To avoid the HF transformer, I'd have to directly convert the 24V DC voltage to 16V AC voltage (using a sPWM driven full bridge) then using a big/chunky/expensive 16V -> 230V low frequency (50Hz) transformer to get the 230V AC output. And still having the same problem with its primary winding (200A rated).

Is there any way to overcome this situation? A different topology or something? Btw, rising the battery output to 48V it's out of question (I have another 24V inverters in use, connected on the same battery bank).

mrinalmani, you think that leakage inductance of secondary winding is primary leakage*turns ratio?

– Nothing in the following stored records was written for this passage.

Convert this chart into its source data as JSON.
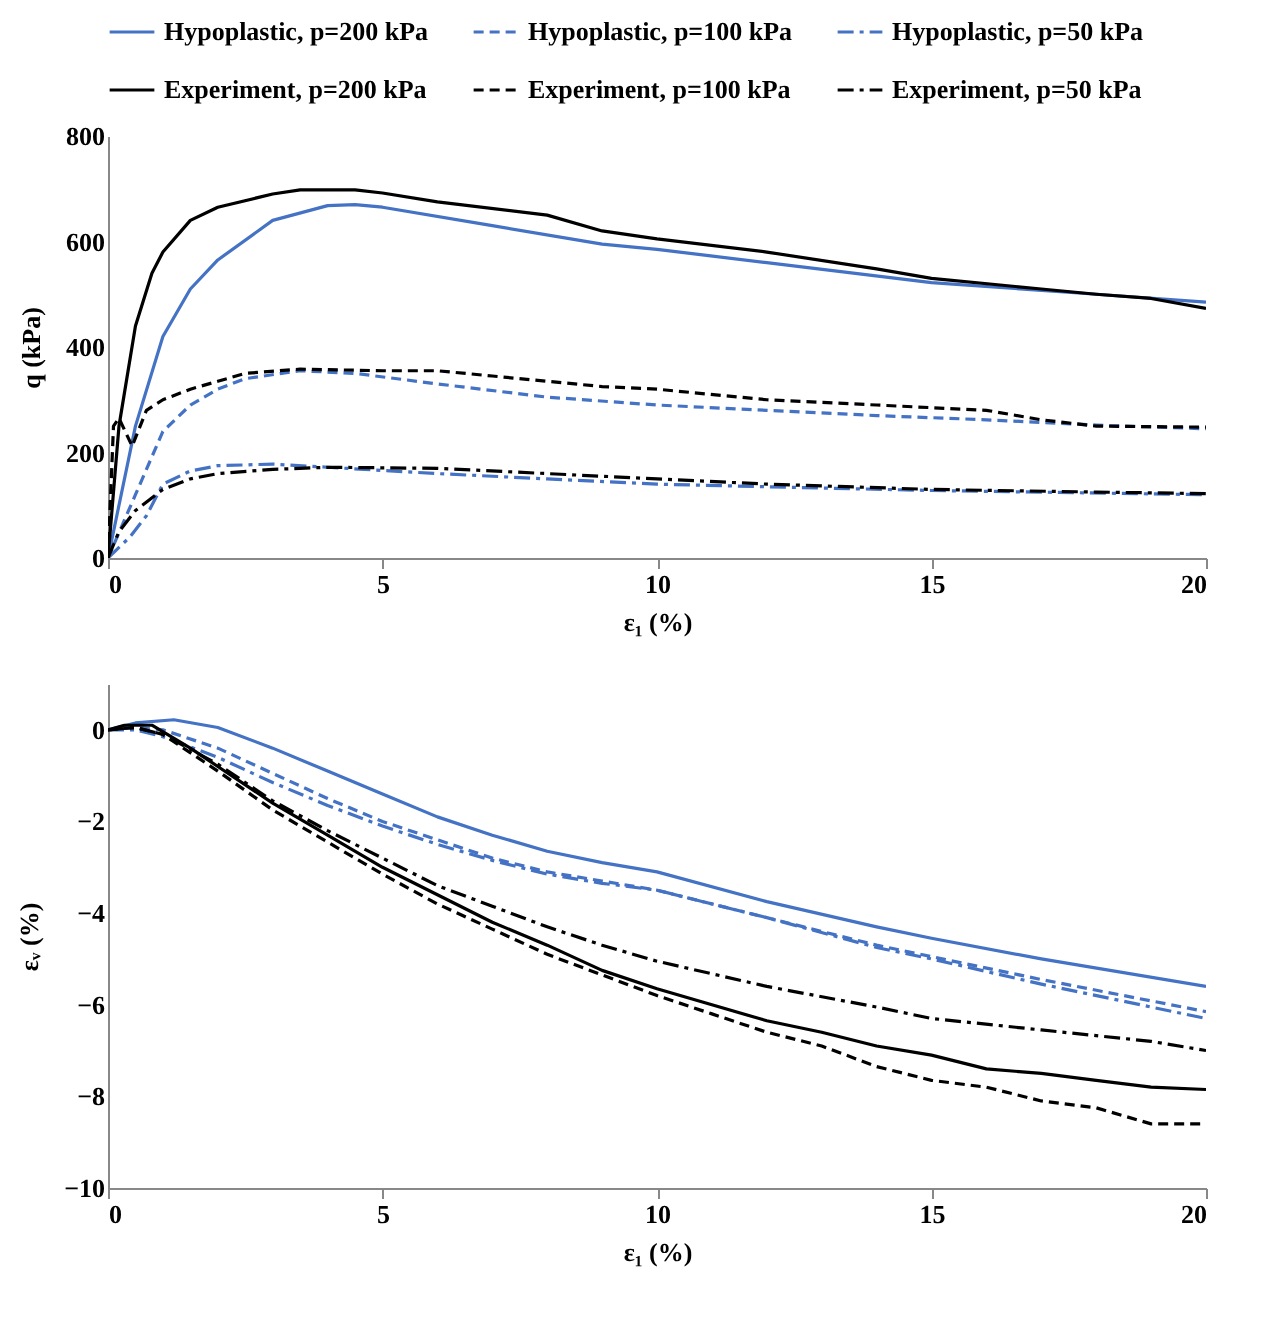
{
  "chart_data": [
    {
      "type": "line",
      "xlabel": "ε₁ (%)",
      "ylabel": "q (kPa)",
      "xlim": [
        0,
        20
      ],
      "xticks": [
        0,
        5,
        10,
        15,
        20
      ],
      "ylim": [
        0,
        800
      ],
      "yticks": [
        0,
        200,
        400,
        600,
        800
      ],
      "grid": false,
      "legend": "top",
      "series": [
        {
          "name": "Hypoplastic, p=200 kPa",
          "color": "#4472c4",
          "line_style": "solid",
          "x": [
            0,
            0.5,
            1,
            1.5,
            2,
            3,
            4,
            4.5,
            5,
            7,
            9,
            10,
            12,
            15,
            18,
            20
          ],
          "values": [
            0,
            250,
            420,
            510,
            565,
            640,
            668,
            670,
            665,
            630,
            595,
            585,
            560,
            522,
            500,
            485
          ]
        },
        {
          "name": "Hypoplastic, p=100 kPa",
          "color": "#4472c4",
          "line_style": "dashed",
          "x": [
            0,
            0.5,
            1,
            1.5,
            2,
            2.5,
            3.5,
            4.5,
            6,
            8,
            10,
            12,
            14,
            16,
            18,
            20
          ],
          "values": [
            0,
            120,
            240,
            290,
            320,
            340,
            355,
            350,
            330,
            305,
            290,
            280,
            270,
            262,
            252,
            245
          ]
        },
        {
          "name": "Hypoplastic, p=50 kPa",
          "color": "#4472c4",
          "line_style": "dashdot",
          "x": [
            0,
            0.4,
            0.7,
            1,
            1.5,
            2,
            3,
            4,
            6,
            8,
            10,
            12,
            15,
            20
          ],
          "values": [
            0,
            40,
            80,
            140,
            165,
            175,
            178,
            172,
            160,
            150,
            140,
            135,
            128,
            120
          ]
        },
        {
          "name": "Experiment, p=200 kPa",
          "color": "#000000",
          "line_style": "solid",
          "x": [
            0,
            0.2,
            0.5,
            0.8,
            1,
            1.5,
            2,
            3,
            3.5,
            4.5,
            5,
            6,
            8,
            9,
            10,
            12,
            14,
            15,
            17,
            18,
            19,
            20
          ],
          "values": [
            0,
            250,
            440,
            540,
            580,
            640,
            665,
            690,
            698,
            698,
            692,
            675,
            650,
            620,
            605,
            580,
            548,
            530,
            510,
            500,
            492,
            473
          ]
        },
        {
          "name": "Experiment, p=100 kPa",
          "color": "#000000",
          "line_style": "dashed",
          "x": [
            0,
            0.1,
            0.2,
            0.44,
            0.7,
            1,
            1.5,
            2,
            2.5,
            3.5,
            5,
            6,
            7,
            8,
            9,
            10,
            12,
            14,
            16,
            17,
            18,
            20
          ],
          "values": [
            0,
            250,
            265,
            212,
            280,
            300,
            320,
            335,
            350,
            358,
            355,
            355,
            345,
            335,
            325,
            320,
            300,
            290,
            280,
            262,
            250,
            248
          ]
        },
        {
          "name": "Experiment, p=50 kPa",
          "color": "#000000",
          "line_style": "dashdot",
          "x": [
            0,
            0.2,
            0.5,
            1,
            1.5,
            2,
            3,
            4,
            6,
            8,
            10,
            12,
            15,
            18,
            20
          ],
          "values": [
            0,
            50,
            90,
            130,
            150,
            160,
            168,
            172,
            170,
            160,
            150,
            140,
            130,
            125,
            122
          ]
        }
      ]
    },
    {
      "type": "line",
      "xlabel": "ε₁ (%)",
      "ylabel": "εᵥ (%)",
      "xlim": [
        0,
        20
      ],
      "xticks": [
        0,
        5,
        10,
        15,
        20
      ],
      "ylim": [
        -10,
        1
      ],
      "yticks": [
        -10,
        -8,
        -6,
        -4,
        -2,
        0
      ],
      "grid": false,
      "series": [
        {
          "color": "#4472c4",
          "line_style": "solid",
          "x": [
            0,
            0.5,
            1.2,
            2,
            3,
            4,
            5,
            6,
            7,
            8,
            9,
            10,
            12,
            14,
            15,
            17,
            20
          ],
          "values": [
            0,
            0.15,
            0.22,
            0.05,
            -0.4,
            -0.9,
            -1.4,
            -1.9,
            -2.3,
            -2.65,
            -2.9,
            -3.1,
            -3.75,
            -4.3,
            -4.55,
            -5.0,
            -5.6
          ]
        },
        {
          "color": "#4472c4",
          "line_style": "dashed",
          "x": [
            0,
            0.5,
            1,
            2,
            3,
            4,
            5,
            6,
            7,
            8,
            9,
            10,
            12,
            14,
            15,
            17,
            20
          ],
          "values": [
            0,
            0.05,
            0,
            -0.4,
            -0.95,
            -1.5,
            -2.0,
            -2.4,
            -2.8,
            -3.1,
            -3.3,
            -3.5,
            -4.1,
            -4.7,
            -4.95,
            -5.45,
            -6.15
          ]
        },
        {
          "color": "#4472c4",
          "line_style": "dashdot",
          "x": [
            0,
            0.5,
            1,
            2,
            3,
            4,
            5,
            6,
            7,
            8,
            9,
            10,
            12,
            14,
            15,
            17,
            20
          ],
          "values": [
            0,
            0,
            -0.15,
            -0.6,
            -1.15,
            -1.65,
            -2.1,
            -2.5,
            -2.85,
            -3.15,
            -3.35,
            -3.5,
            -4.1,
            -4.75,
            -5.0,
            -5.55,
            -6.3
          ]
        },
        {
          "color": "#000000",
          "line_style": "solid",
          "x": [
            0,
            0.3,
            0.8,
            1.5,
            2,
            3,
            4,
            5,
            6,
            7,
            8,
            9,
            10,
            11,
            12,
            13,
            14,
            15,
            16,
            17,
            18,
            19,
            20
          ],
          "values": [
            0,
            0.1,
            0.1,
            -0.4,
            -0.8,
            -1.6,
            -2.3,
            -3.0,
            -3.6,
            -4.2,
            -4.7,
            -5.25,
            -5.65,
            -6.0,
            -6.35,
            -6.6,
            -6.9,
            -7.1,
            -7.4,
            -7.5,
            -7.65,
            -7.8,
            -7.85
          ]
        },
        {
          "color": "#000000",
          "line_style": "dashed",
          "x": [
            0,
            0.5,
            1,
            2,
            3,
            4,
            5,
            6,
            7,
            8,
            9,
            10,
            11,
            12,
            13,
            14,
            15,
            16,
            17,
            18,
            19,
            20
          ],
          "values": [
            0,
            0.05,
            -0.1,
            -0.9,
            -1.75,
            -2.45,
            -3.15,
            -3.8,
            -4.35,
            -4.9,
            -5.35,
            -5.8,
            -6.2,
            -6.6,
            -6.9,
            -7.35,
            -7.65,
            -7.8,
            -8.1,
            -8.25,
            -8.6,
            -8.6
          ]
        },
        {
          "color": "#000000",
          "line_style": "dashdot",
          "x": [
            0,
            0.5,
            1,
            2,
            3,
            4,
            5,
            6,
            7,
            8,
            9,
            10,
            12,
            14,
            15,
            17,
            19,
            20
          ],
          "values": [
            0,
            0.05,
            -0.1,
            -0.75,
            -1.55,
            -2.2,
            -2.8,
            -3.4,
            -3.85,
            -4.3,
            -4.7,
            -5.05,
            -5.6,
            -6.05,
            -6.3,
            -6.55,
            -6.8,
            -7.0
          ]
        }
      ]
    }
  ]
}
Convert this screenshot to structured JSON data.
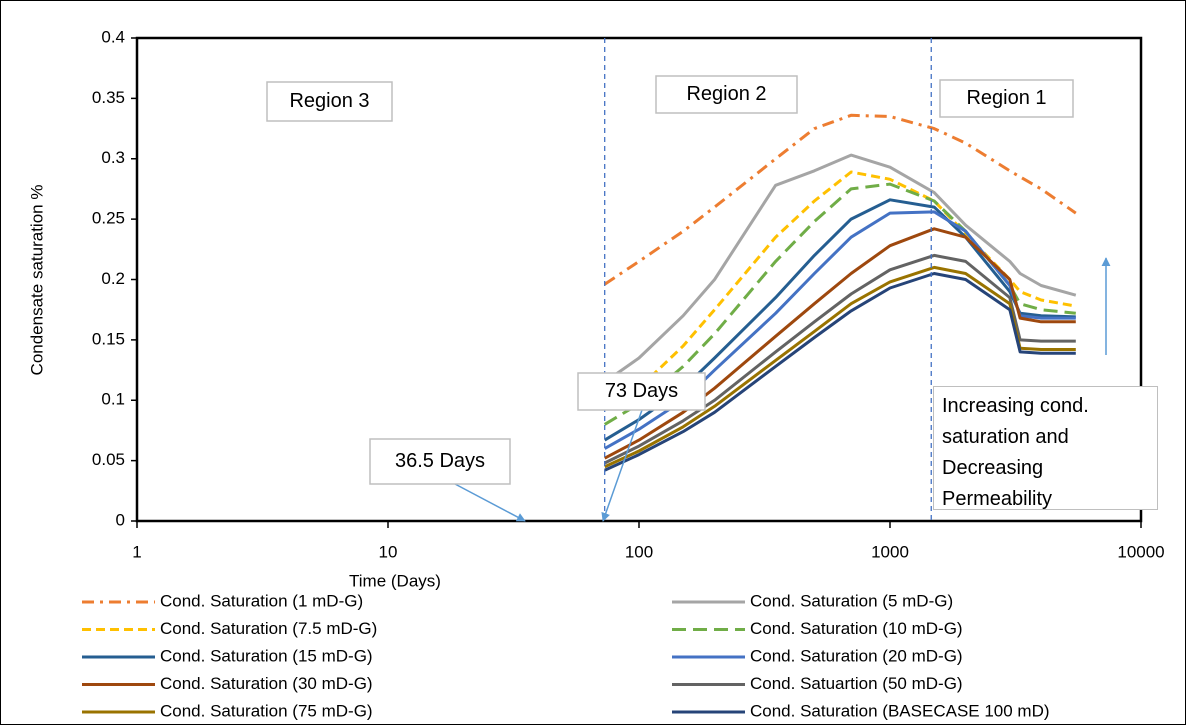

Have you actually located suitable devices for S1-4 and D1-4? Thinking in general terms, for minimum leakage inductance the windings should be bifilar (2 windings wound at the same time). This would need 15 different primaries in parallel and 15 secondaries in series. As the secondaries will be operated up to 350V, they will need good insulation, but the secondaries only (?) have to handle 170/15 ~ 12A. If the core is a toroid, then a big terminal post in the centre of it, a large copper washer outside the core, wind one turn of primary, terminate on post and ring, interleave one turn of secondary, repeat every 24 degrees around the core, I can not think of a more compact arrangement. The next problem is to connect to the power devices with ultra short foil "leads".
Frank